Örnek olarak ise, önemsiz ölçüde de olsa odağını kaydıran ve ticaret yapmayı bırakan EO’ı gösteriyor.
Ancak daha önce EO’da yer alanlar şimdi Sierra Leone’de benzer başka işlerde çalışıyorlar.


II. Özelleşmiş Savaşın Doruk Noktası : Irak


ABD’nin İkinci Dünya Savaşı’ndan 1968’e kadarki dönemde Vietnam’daki varlığını belgeleyen gizli kayıtlar 1971’de New York Times’da yayınlandığında, Hannah Arendt (1972: 4-5), siyasetin “gizlilik”, “aldatma” ve yalan” üzerine kurulu yönünün nasıl açığa çıktığından söz ediyordu.
Bugün bu, sadece siyaset felsefecilerinin, uzmanların fark edeceği bir gerçek olmaktan çıktı. Irak Savaşı’nda, “şiddet ve dehşet operasyonu” adı altında yağdırılan binlerce bombanın, “özgürlük ve demokrasi” adına insanların başına düştüğüne kimse kolay kolay inanmıyor.5 Bu savaşta ve savaş sonrası “yeniden yapılanma” sürecinde pay kapmak için bekleyen iştahı kabarmış dev şirketlerin
bulunduğunu hemen hemen herkes biliyor.

ABD liderliğindeki koalisyon güçlerinin, en ince kurallarla bezenmiş uluslararası hukuku ellerinin tersiyle iterek gerçekleştirdiği müdahale, BM Genel Sekreteri Kofi Annan’ın Eylül ayındaki BM toplantısında belirttiği gibi, Amerika’nın “önleyici vuruş doktrini” ile birlikte uluslararası sistemi “orman kanunları”nın hakim olduğu bir arenaya döndürdü6 (Cumhuriyet, 15 Eylül 2003, s.9).
Ancak, bununla kalmadı, Irak’ta “hızlı bir savaş”ın ardından uzun ve “kanlı bir barış” dönemine girildi.

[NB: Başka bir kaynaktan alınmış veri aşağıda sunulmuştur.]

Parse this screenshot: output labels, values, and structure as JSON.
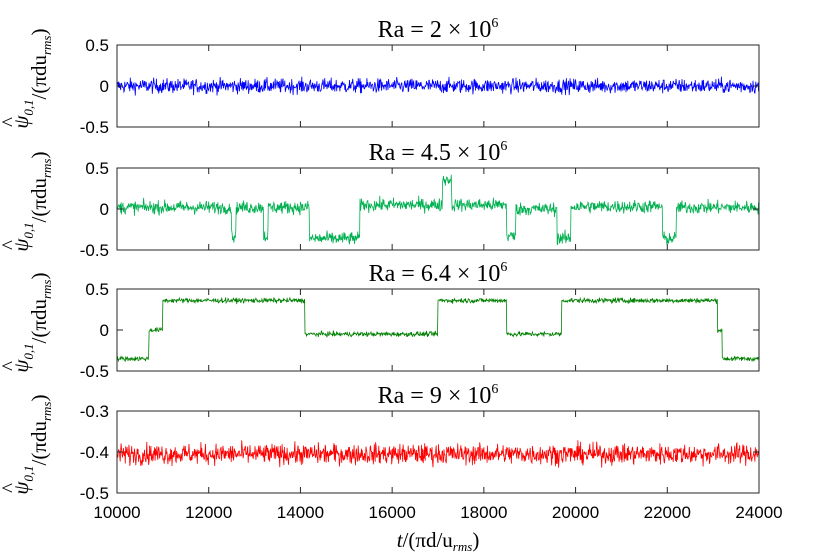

Önce, geçen yıl Ağustos sonlarında BM’nin binasına yapılan saldırı ve BM Irak temsilcisinin ölmesi; ardından, Necef’de gerçekleşen ve gerçekleştiği zaman Ortadoğu’da “son yirmi yılın en kanlı saldırısı” olarak nitelenen olayda Şii lider Bâkir El Hakim’in öldürülmesi ve 82 kişinin yaşamını yitirmesi ve yine işgalcilerin “Sunni Üçgeni” olarak adlandırdıkları bölgede yer alan Felluce’de 30 Mart’ta başlayan direnişin ardından Necef’te Şiilerin ayaklanmasıyla devam eden çatışmalar.
Bu çatışmalarda şimdiden 700 Iraklı’nın 70 işgalci askerin öldüğü bildiriliyor. Diğer yandan, ABD ordusunun sivil Irak halkına yönelik saldırıları, evlere düzenlenen baskınlar ve tutuklamalar, Irak halkı için savaş ve korku dolu günlerin bitmediğini gösteriyor. 
Benzer bir durum ABD askerleri içinde geçerli. 

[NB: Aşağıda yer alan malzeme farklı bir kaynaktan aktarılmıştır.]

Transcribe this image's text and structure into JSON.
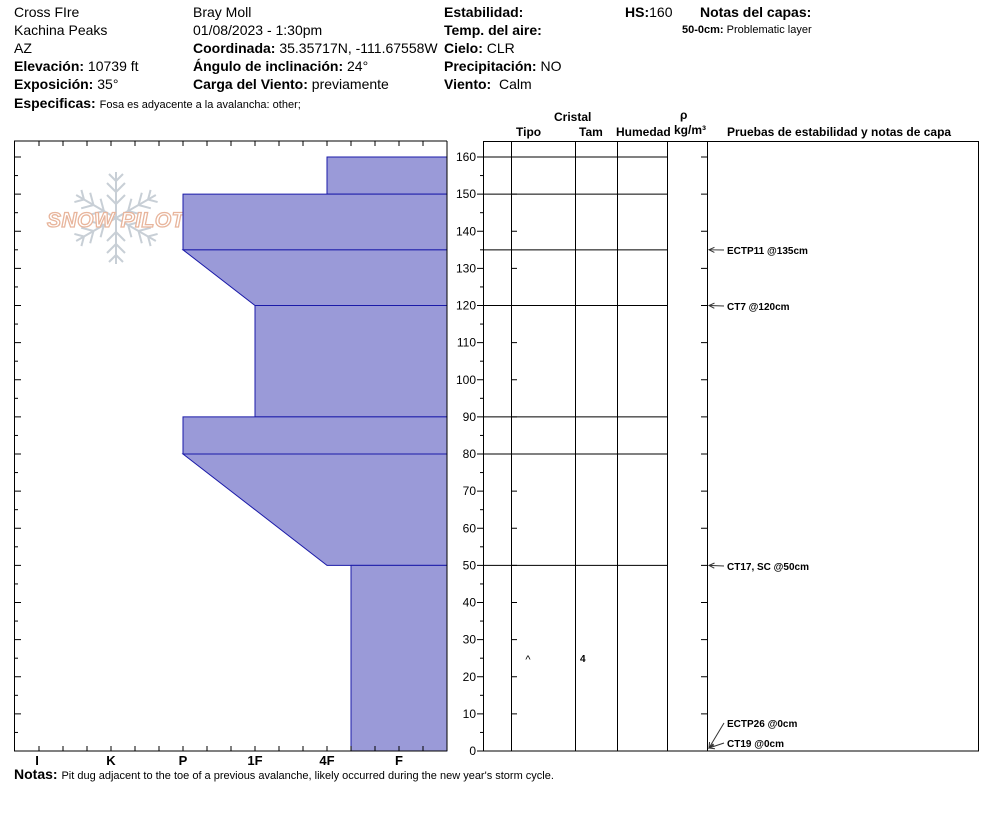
{
  "header": {
    "col1": {
      "pit_name": "Cross FIre",
      "location": "Kachina Peaks",
      "state": "AZ",
      "elevation_label": "Elevación:",
      "elevation_value": "10739 ft",
      "aspect_label": "Exposición:",
      "aspect_value": "35°",
      "specifics_label": "Especificas:",
      "specifics_value": "Fosa es adyacente a la avalancha: other;"
    },
    "col2": {
      "observer": "Bray Moll",
      "datetime": "01/08/2023 - 1:30pm",
      "coord_label": "Coordinada:",
      "coord_value": "35.35717N, -111.67558W",
      "incline_label": "Ángulo de inclinación:",
      "incline_value": "24°",
      "wind_load_label": "Carga del Viento:",
      "wind_load_value": "previamente"
    },
    "col3": {
      "stability_label": "Estabilidad:",
      "air_temp_label": "Temp. del aire:",
      "sky_label": "Cielo:",
      "sky_value": "CLR",
      "precip_label": "Precipitación:",
      "precip_value": "NO",
      "wind_label": "Viento:",
      "wind_value": "Calm"
    },
    "hs_label": "HS:",
    "hs_value": "160",
    "layer_notes_label": "Notas del capas:",
    "layer_note_range": "50-0cm:",
    "layer_note_text": "Problematic layer"
  },
  "logo": {
    "text": "SNOW PILOT"
  },
  "columns": {
    "cristal": "Cristal",
    "tipo": "Tipo",
    "tam": "Tam",
    "humedad": "Humedad",
    "rho": "ρ",
    "density_unit": "kg/m³",
    "tests": "Pruebas de estabilidad y notas de capa"
  },
  "hardness_labels": [
    "I",
    "K",
    "P",
    "1F",
    "4F",
    "F"
  ],
  "depth_ticks": [
    "160",
    "150",
    "140",
    "130",
    "120",
    "110",
    "100",
    "90",
    "80",
    "70",
    "60",
    "50",
    "40",
    "30",
    "20",
    "10",
    "0"
  ],
  "chart_data": {
    "type": "snow-profile",
    "depth_range_cm": [
      0,
      160
    ],
    "hardness_scale": [
      "F",
      "4F",
      "1F",
      "P",
      "K",
      "I"
    ],
    "layers": [
      {
        "top": 160,
        "bottom": 150,
        "hardness_top": "4F",
        "hardness_bottom": "4F"
      },
      {
        "top": 150,
        "bottom": 135,
        "hardness_top": "P",
        "hardness_bottom": "P"
      },
      {
        "top": 135,
        "bottom": 120,
        "hardness_top": "P",
        "hardness_bottom": "1F-"
      },
      {
        "top": 120,
        "bottom": 90,
        "hardness_top": "1F-",
        "hardness_bottom": "1F-"
      },
      {
        "top": 90,
        "bottom": 80,
        "hardness_top": "P",
        "hardness_bottom": "P"
      },
      {
        "top": 80,
        "bottom": 50,
        "hardness_top": "P",
        "hardness_bottom": "4F"
      },
      {
        "top": 50,
        "bottom": 0,
        "hardness_top": "4F-",
        "hardness_bottom": "4F-"
      }
    ],
    "layer_boundaries_cm": [
      160,
      150,
      135,
      120,
      90,
      80,
      50
    ],
    "crystal": {
      "depth": 25,
      "tipo": "^",
      "tam": "4"
    },
    "tests": [
      {
        "label": "ECTP11 @135cm",
        "depth": 135
      },
      {
        "label": "CT7 @120cm",
        "depth": 120
      },
      {
        "label": "CT17, SC @50cm",
        "depth": 50
      },
      {
        "label": "ECTP26 @0cm",
        "depth": 0
      },
      {
        "label": "CT19 @0cm",
        "depth": 0
      }
    ]
  },
  "notes": {
    "label": "Notas:",
    "text": "Pit dug adjacent to the toe of a previous avalanche, likely occurred during the new year's storm cycle."
  }
}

5 ABD ve İngiltere Irak’a düzenlenen saldırının temel gerekçesi olarak, Irak’taki kitle imha silahlarını göstermişlerdi. İngiltere’de Dr. David Kelly olayında açığa çıktığı gibi, İngiliz istihbarat örgütünün işgalden önce, Irak’ın nükleer kapasitesi hakkında hazırladığı rapor hükümet tarafından abartılarak basına yansıtılmıştı.. Silahlarla ilgili başka bir yalan da bizzat ABD’nin yaptırdığı bir araştırma sonucu ortaya çıktı. Eski BM silah denetçisi David Kay’in başkanlığındaki bir araştırma ekibinin, 4 ay boyunca Irak’ın şüpheli yerlerinde sürdürdükleri araştırmalar ve Iraklı bilim adamları ile ülkenin nükleer, biyolojik ve kimyasal silah programı hakkında yapılan görüşmeler sonucunda hazırladıkları raporda, Bush’un Irak’a girmek için en temel neden olarak sunduğu konvensiyonel olmayan silahların varlığına rastlanmadığı belirtildi (Douglas ve Miller, 25 Eylül 2003, New York Times).

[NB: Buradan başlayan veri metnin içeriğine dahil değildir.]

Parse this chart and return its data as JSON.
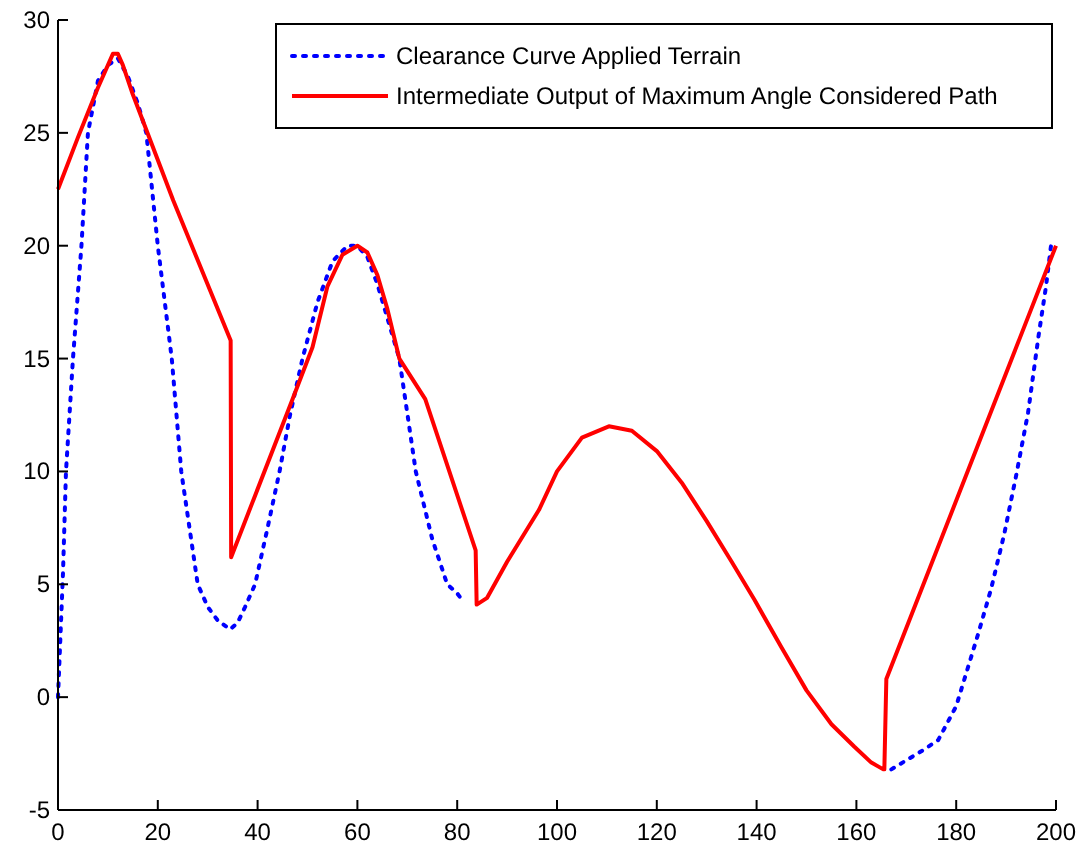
{
  "chart_data": {
    "type": "line",
    "xlim": [
      0,
      200
    ],
    "ylim": [
      -5,
      30
    ],
    "xticks": [
      0,
      20,
      40,
      60,
      80,
      100,
      120,
      140,
      160,
      180,
      200
    ],
    "yticks": [
      -5,
      0,
      5,
      10,
      15,
      20,
      25,
      30
    ],
    "grid": false,
    "legend": "top right",
    "series": [
      {
        "name": "Clearance Curve Applied Terrain",
        "color": "#0000ff",
        "line_style": "dotted",
        "x": [
          0,
          1,
          1.6,
          3,
          4.7,
          6,
          8,
          10,
          12,
          14,
          16,
          17.7,
          20,
          22.8,
          24.7,
          28,
          30,
          32,
          34.5,
          36,
          37.5,
          39.5,
          42,
          44.4,
          46.5,
          49,
          52,
          55,
          58,
          60,
          62,
          64,
          66,
          68.4,
          71.7,
          75,
          78,
          80,
          81
        ],
        "values": [
          0,
          5.5,
          10,
          15,
          20,
          25,
          27.3,
          28,
          28.3,
          27.5,
          26.3,
          25,
          20,
          15,
          10,
          5,
          4,
          3.4,
          3,
          3.3,
          4,
          5,
          7.5,
          10,
          12.5,
          15,
          17.5,
          19.3,
          20,
          20,
          19.5,
          18.3,
          16.8,
          15,
          10,
          7,
          5,
          4.6,
          4.3
        ]
      },
      {
        "x": [
          167,
          170,
          173,
          176.4,
          180,
          184.4,
          187,
          189.6,
          192,
          194.4,
          196.5,
          198,
          199
        ],
        "values": [
          -3.2,
          -2.8,
          -2.4,
          -1.9,
          -0.4,
          2.8,
          4.8,
          7.2,
          9.8,
          12.6,
          16,
          18.2,
          20
        ],
        "color": "#0000ff",
        "line_style": "dotted"
      },
      {
        "name": "Intermediate Output of Maximum Angle Considered Path",
        "color": "#ff0000",
        "line_style": "solid",
        "x": [
          0,
          4,
          8,
          11,
          12,
          13,
          15,
          23.1,
          34.6,
          34.7,
          47,
          51,
          54,
          57,
          60,
          62,
          64,
          66,
          68.4,
          73.6,
          83.7,
          83.9,
          86,
          90,
          96.4,
          100,
          105,
          110.4,
          115,
          120,
          125,
          130,
          135,
          139.6,
          145,
          150,
          155,
          159.6,
          163,
          165.4,
          165.6,
          166,
          200
        ],
        "values": [
          22.5,
          24.8,
          27,
          28.5,
          28.5,
          28,
          26.7,
          22,
          15.8,
          6.2,
          13.2,
          15.5,
          18.2,
          19.6,
          20,
          19.7,
          18.7,
          17.2,
          15,
          13.2,
          6.5,
          4.1,
          4.4,
          6,
          8.3,
          10,
          11.5,
          12,
          11.8,
          10.9,
          9.5,
          7.8,
          6,
          4.3,
          2.2,
          0.3,
          -1.2,
          -2.2,
          -2.9,
          -3.2,
          -3.2,
          0.8,
          20
        ]
      }
    ]
  }
}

6 Oysa BM Güvenlik Konseyi’nin Ağustos ortasında aldığı bir karar ile, ABD’nin Irak’ta oluşturduğu geçici yönetimi tanınıyordu. Karar tasarısı ABD tarafından hazırlanmıştı (Hürriyet, 15 Ağustos, 2003). Suriye’nin çekimser kaldığı oylama sonucu alınan karar, Irak’ta 13 Temmuz 2003’te oluşturulan ve ABD’nin güdümündeki Geçici Koalisyon Yönetimi’nin uluslararası alanda tanınmasının; başka bir deyişle işgalin meşru görülmesinin tesciliydi.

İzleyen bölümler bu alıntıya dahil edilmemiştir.